Glendening for Governor

October 30, 1994

Rarely have Maryland voters had a more fascinating choice for governor than in this year's contest between Democrat Parris N. Glendening and Republican Ellen R. Sauerbrey. They provide a contrast in ideology, personality and their very concept of this state's most important elective office. Each candidate has made it clear that, regardless of the outcome, Maryland is due for a change of course from the eight-year administration of Gov. William Donald Schaefer. The question is how radical an alteration do the voters want.

Much of what Mrs. Sauerbrey preaches strikes a chord among citizens who believe government has gotten too big, too arrogant and aloof, too eager to spend and regulate and control on the theory that those in power know best. In Maryland, the political establishment has created a perception that this state is hostile to business. This may not be true, but perceptions count in an economic climate where localities are competing fiercely for economic growth. It is time for a change.

What has galvanized debate to a high pitch is Mrs. Sauerbrey's )) persistent, unyielding, hard-edged conservatism as encapsulated in her proposal for a 24-percent personal income tax cut over a period of four years. This was the issue that beat her favored GOP primary opponent, Helen Delich Bentley. It is an issue that frightens Democratic leaders who fear not only losing but a decline in governmental activism.

The arithmetic of the Sauerbrey tax cut leads one to the conclusion that she will either have to back away when confronted with the realities of office, or she will plunge ahead with a true-believer's zeal regardless of the consequences. Her 16-year career in Annapolis as a GOP delegate suggests the latter. Doubts about Mrs. Sauerbrey arise not because she will junk her campaign promises but because she will carry them out.

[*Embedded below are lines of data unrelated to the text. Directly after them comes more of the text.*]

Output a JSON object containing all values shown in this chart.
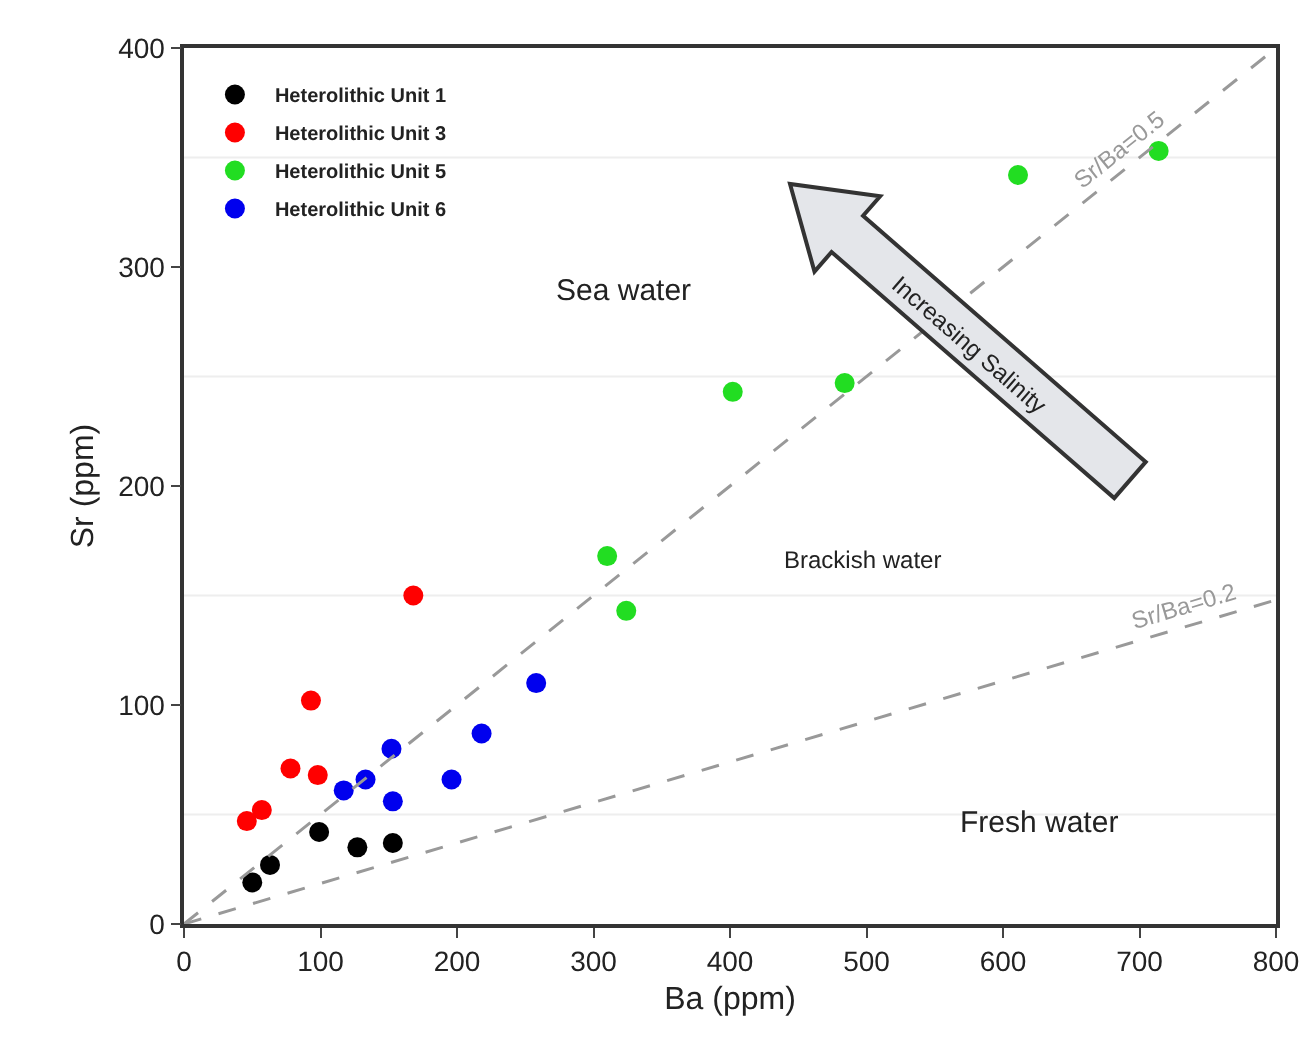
{
  "chart_data": {
    "type": "scatter",
    "xlabel": "Ba (ppm)",
    "ylabel": "Sr (ppm)",
    "xlim": [
      0,
      800
    ],
    "xticks": [
      0,
      100,
      200,
      300,
      400,
      500,
      600,
      700,
      800
    ],
    "ylim": [
      0,
      400
    ],
    "yticks": [
      0,
      100,
      200,
      300,
      400
    ],
    "grid": false,
    "legend": "top left",
    "marker": "circle",
    "series": [
      {
        "name": "Heterolithic Unit 1",
        "color": "#000000",
        "x": [
          50,
          63,
          99,
          127,
          153
        ],
        "values": [
          19,
          27,
          42,
          35,
          37
        ]
      },
      {
        "name": "Heterolithic Unit 3",
        "color": "#ff0000",
        "x": [
          46,
          57,
          78,
          93,
          98,
          168
        ],
        "values": [
          47,
          52,
          71,
          102,
          68,
          150
        ]
      },
      {
        "name": "Heterolithic Unit 5",
        "color": "#22dd22",
        "x": [
          310,
          324,
          402,
          484,
          611,
          714
        ],
        "values": [
          168,
          143,
          243,
          247,
          342,
          353
        ]
      },
      {
        "name": "Heterolithic Unit 6",
        "color": "#0000ee",
        "x": [
          117,
          133,
          152,
          153,
          196,
          218,
          258
        ],
        "values": [
          61,
          66,
          80,
          56,
          66,
          87,
          110
        ]
      },
      {
        "name": "Sr/Ba=0.5",
        "type": "line",
        "line_style": "dashed",
        "marker": "none",
        "color": "#999999",
        "x": [
          0,
          800
        ],
        "values": [
          0,
          400
        ]
      },
      {
        "name": "Sr/Ba=0.2",
        "type": "line",
        "line_style": "dashed",
        "marker": "none",
        "color": "#999999",
        "x": [
          0,
          800
        ],
        "values": [
          0,
          148
        ]
      }
    ],
    "ref_lines": [
      {
        "axis": "y",
        "value": 50,
        "color": "#eeeeee"
      },
      {
        "axis": "y",
        "value": 150,
        "color": "#eeeeee"
      },
      {
        "axis": "y",
        "value": 250,
        "color": "#eeeeee"
      },
      {
        "axis": "y",
        "value": 350,
        "color": "#eeeeee"
      }
    ],
    "annotations": [
      "Sea water",
      "Brackish water",
      "Fresh water",
      "Increasing Salinity"
    ]
  }
}
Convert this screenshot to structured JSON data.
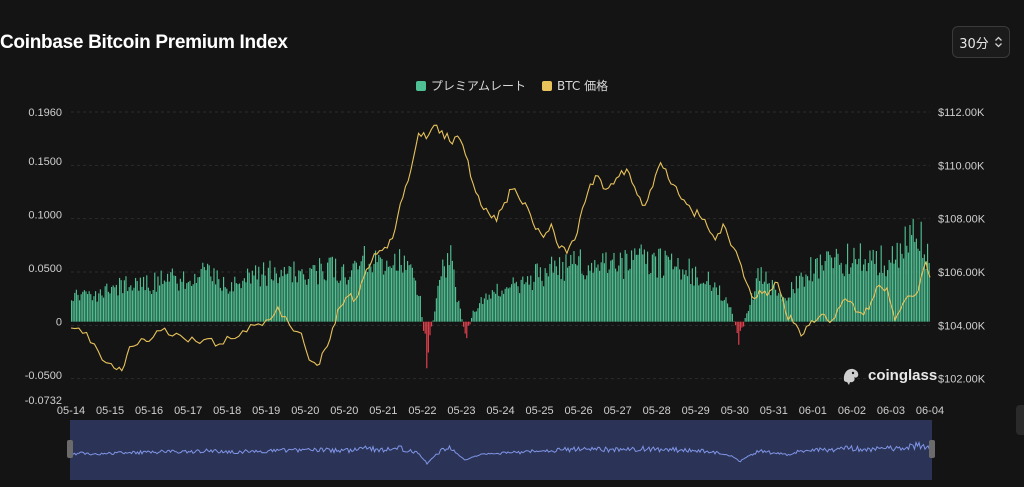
{
  "title": "Coinbase Bitcoin Premium Index",
  "interval": {
    "label": "30分",
    "icon": "updown-chevron-icon"
  },
  "legend": [
    {
      "label": "プレミアムレート",
      "color": "#4fc093"
    },
    {
      "label": "BTC 価格",
      "color": "#e8c35b"
    }
  ],
  "logo": {
    "text": "coinglass",
    "icon": "coinglass-logo-icon"
  },
  "colors": {
    "positive": "#4fc093",
    "negative": "#e8414e",
    "price": "#e8c35b",
    "navigator": "#7f95e6"
  },
  "chart_data": {
    "type": "bar",
    "title": "Coinbase Bitcoin Premium Index",
    "x_labels": [
      "05-14",
      "05-15",
      "05-16",
      "05-17",
      "05-18",
      "05-19",
      "05-20",
      "05-20",
      "05-21",
      "05-22",
      "05-23",
      "05-24",
      "05-25",
      "05-26",
      "05-27",
      "05-28",
      "05-29",
      "05-30",
      "05-31",
      "06-01",
      "06-02",
      "06-03",
      "06-04"
    ],
    "y_left_ticks": [
      "0.1960",
      "0.1500",
      "0.1000",
      "0.0500",
      "0",
      "-0.0500",
      "-0.0732"
    ],
    "y_left_range": [
      -0.0732,
      0.196
    ],
    "y_right_ticks": [
      "$112.00K",
      "$110.00K",
      "$108.00K",
      "$106.00K",
      "$104.00K",
      "$102.00K"
    ],
    "y_right_range": [
      101200,
      112000
    ],
    "grid": true,
    "legend_position": "top-center",
    "series": [
      {
        "name": "プレミアムレート",
        "kind": "bar",
        "axis": "left",
        "points": [
          [
            0,
            0.02
          ],
          [
            0.3,
            0.03
          ],
          [
            0.6,
            0.025
          ],
          [
            1,
            0.03
          ],
          [
            1.5,
            0.035
          ],
          [
            2,
            0.035
          ],
          [
            2.5,
            0.04
          ],
          [
            3,
            0.04
          ],
          [
            3.5,
            0.045
          ],
          [
            4,
            0.035
          ],
          [
            4.5,
            0.04
          ],
          [
            5,
            0.045
          ],
          [
            5.5,
            0.05
          ],
          [
            6,
            0.045
          ],
          [
            6.5,
            0.05
          ],
          [
            7,
            0.045
          ],
          [
            7.5,
            0.06
          ],
          [
            8,
            0.05
          ],
          [
            8.3,
            0.065
          ],
          [
            8.6,
            0.05
          ],
          [
            8.9,
            0.03
          ],
          [
            9.1,
            -0.035
          ],
          [
            9.3,
            0.01
          ],
          [
            9.5,
            0.05
          ],
          [
            9.7,
            0.06
          ],
          [
            9.9,
            0.02
          ],
          [
            10.1,
            -0.015
          ],
          [
            10.3,
            0.01
          ],
          [
            10.5,
            0.02
          ],
          [
            11,
            0.03
          ],
          [
            11.5,
            0.035
          ],
          [
            12,
            0.045
          ],
          [
            12.5,
            0.05
          ],
          [
            13,
            0.055
          ],
          [
            13.5,
            0.055
          ],
          [
            14,
            0.05
          ],
          [
            14.5,
            0.06
          ],
          [
            15,
            0.055
          ],
          [
            15.5,
            0.05
          ],
          [
            16,
            0.045
          ],
          [
            16.5,
            0.035
          ],
          [
            16.9,
            0.01
          ],
          [
            17.1,
            -0.02
          ],
          [
            17.3,
            0.01
          ],
          [
            17.6,
            0.045
          ],
          [
            18,
            0.03
          ],
          [
            18.3,
            0.02
          ],
          [
            18.6,
            0.04
          ],
          [
            19,
            0.05
          ],
          [
            19.5,
            0.055
          ],
          [
            20,
            0.06
          ],
          [
            20.5,
            0.055
          ],
          [
            21,
            0.06
          ],
          [
            21.4,
            0.075
          ],
          [
            21.7,
            0.08
          ],
          [
            22,
            0.055
          ]
        ]
      },
      {
        "name": "BTC 価格",
        "kind": "line",
        "axis": "right",
        "points": [
          [
            0,
            103900
          ],
          [
            0.3,
            103700
          ],
          [
            0.6,
            103300
          ],
          [
            0.9,
            102600
          ],
          [
            1.1,
            102400
          ],
          [
            1.3,
            102300
          ],
          [
            1.5,
            103200
          ],
          [
            1.8,
            103500
          ],
          [
            2,
            103400
          ],
          [
            2.3,
            103800
          ],
          [
            2.6,
            103600
          ],
          [
            2.9,
            103500
          ],
          [
            3.2,
            103400
          ],
          [
            3.5,
            103500
          ],
          [
            3.8,
            103300
          ],
          [
            4.1,
            103500
          ],
          [
            4.4,
            103800
          ],
          [
            4.7,
            104000
          ],
          [
            5,
            104200
          ],
          [
            5.3,
            104700
          ],
          [
            5.6,
            104000
          ],
          [
            5.9,
            103700
          ],
          [
            6.1,
            102700
          ],
          [
            6.3,
            102500
          ],
          [
            6.5,
            103100
          ],
          [
            6.7,
            103900
          ],
          [
            6.9,
            104700
          ],
          [
            7.1,
            105100
          ],
          [
            7.3,
            105000
          ],
          [
            7.5,
            105800
          ],
          [
            7.7,
            106400
          ],
          [
            7.9,
            106800
          ],
          [
            8.1,
            106900
          ],
          [
            8.3,
            107600
          ],
          [
            8.5,
            108800
          ],
          [
            8.7,
            109800
          ],
          [
            8.9,
            111200
          ],
          [
            9.1,
            111000
          ],
          [
            9.3,
            111500
          ],
          [
            9.5,
            111300
          ],
          [
            9.7,
            110900
          ],
          [
            9.9,
            111100
          ],
          [
            10.1,
            110400
          ],
          [
            10.3,
            109300
          ],
          [
            10.5,
            108500
          ],
          [
            10.7,
            108200
          ],
          [
            10.9,
            107900
          ],
          [
            11.1,
            108600
          ],
          [
            11.3,
            109100
          ],
          [
            11.5,
            108700
          ],
          [
            11.7,
            108400
          ],
          [
            11.9,
            107600
          ],
          [
            12.1,
            107300
          ],
          [
            12.3,
            107800
          ],
          [
            12.5,
            106900
          ],
          [
            12.7,
            106700
          ],
          [
            12.9,
            107200
          ],
          [
            13.1,
            108400
          ],
          [
            13.3,
            109300
          ],
          [
            13.5,
            109600
          ],
          [
            13.7,
            109100
          ],
          [
            13.9,
            109300
          ],
          [
            14.1,
            109800
          ],
          [
            14.3,
            109700
          ],
          [
            14.5,
            108900
          ],
          [
            14.7,
            108500
          ],
          [
            14.9,
            109200
          ],
          [
            15.1,
            110100
          ],
          [
            15.3,
            109500
          ],
          [
            15.5,
            109200
          ],
          [
            15.7,
            108700
          ],
          [
            15.9,
            108300
          ],
          [
            16.1,
            108100
          ],
          [
            16.3,
            107700
          ],
          [
            16.5,
            107200
          ],
          [
            16.7,
            107800
          ],
          [
            16.9,
            107000
          ],
          [
            17.1,
            106500
          ],
          [
            17.3,
            105600
          ],
          [
            17.5,
            105000
          ],
          [
            17.7,
            105200
          ],
          [
            17.9,
            105300
          ],
          [
            18.1,
            105600
          ],
          [
            18.3,
            104500
          ],
          [
            18.5,
            104100
          ],
          [
            18.7,
            103600
          ],
          [
            18.9,
            104000
          ],
          [
            19.1,
            104200
          ],
          [
            19.3,
            104400
          ],
          [
            19.5,
            104200
          ],
          [
            19.7,
            104700
          ],
          [
            19.9,
            104900
          ],
          [
            20.1,
            104500
          ],
          [
            20.3,
            104400
          ],
          [
            20.5,
            104900
          ],
          [
            20.7,
            105500
          ],
          [
            20.9,
            105400
          ],
          [
            21.1,
            104200
          ],
          [
            21.3,
            104800
          ],
          [
            21.5,
            105100
          ],
          [
            21.7,
            105300
          ],
          [
            21.9,
            106400
          ],
          [
            22,
            105800
          ]
        ]
      }
    ]
  }
}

Compare this to the profile of Prince George's county executive Glendening. In raising an astounding $6 million war chest, he has made promises to teachers' groups, police organizations and voters in populous Montgomery County that would cost tens of millions of dollars if implemented. But he also has left the impression that if the state's structural budget deficit raises large obstacles, he will simply delay or abandon his proposals.

Campaign posturing aside, Mr. Glendening's 12-year career as the able executive of a large, complicated county like Prince George's is evidence that he can provide sound leadership in Annapolis. He has managed a $1 billion budget with skill. He has taken a disgraceful police department and made it respectable. He has backed educational reforms based on magnet schools. He has maintained racial harmony in a jurisdiction that turned majority black during his tenure.

Mr. Glendening's counter to Mrs. Sauerbrey's claim that her tax cut would lure business investment is a series of targeted tax incentives designed to foster economic growth. This has been his approach in Prince George's, and it reflects his nuanced, encyclopedic approach to government.

While Mr. Glendening's planning is a lot more detailed than Mrs. Sauerbrey's, this obviously is not enough. Whoever wins the state's highest office will have to convert plans into action -- and soon. Maryland has not bounced back from the early-Nineties recession as has most of the country. Staggered by the downsizing of the federal government and the sharp cutback in defense spending, the state is plagued by slow job growth, impediments to outside investment and the lack of a sustained economic development strategy.

As a politician from the Washington suburbs, Mr. Glendening has lost no time in assuring Montgomery countians that he understands their reluctance to bail out Baltimore. But he also has established close links with Mayor Kurt L. Schmoke and his political guru, Larry Gibson, who managed the winning primary campaign of a Glendening ally for Prince George's county executive. Optimists believe Mr. Glendening will be good for the city; skeptics remain suspicious.

On social issues, there is little doubt that Mr. Glendening is more in sync with the state's progressive traditions than is Mrs. Sauerbrey. On abortion, gun control, welfare, the environment and help for the underclass, she represents a sharp swing to the right.

Nonetheless, Mrs. Sauerbrey deserves credit for dramatically altering this year's political debate: the next governor will be under the microscope to downsize government and create a more business-friendly climate. He/she will have to shake up the state's bureaucracy and make it smaller and more efficient. That's the only way Mr. Glendening can come close to financing his stated initiatives in education, crime-fighting and economic development. It's the only way Mrs. Sauerbrey could offset her tax cuts. Higher taxes are out of the question -- both candidates agree on that point.

Mr. Glendening claims to be an advocate of downsizing government. If elected, that should be his course. The status quo -- a quarter-century of Democratic big government -- isn't acceptable any longer. Maryland needs a leader who can create a progressive vision stressing jobs, education and a less costly government. Parris Glendening stands out as the better candidate to tackle these challenges. He has our endorsement.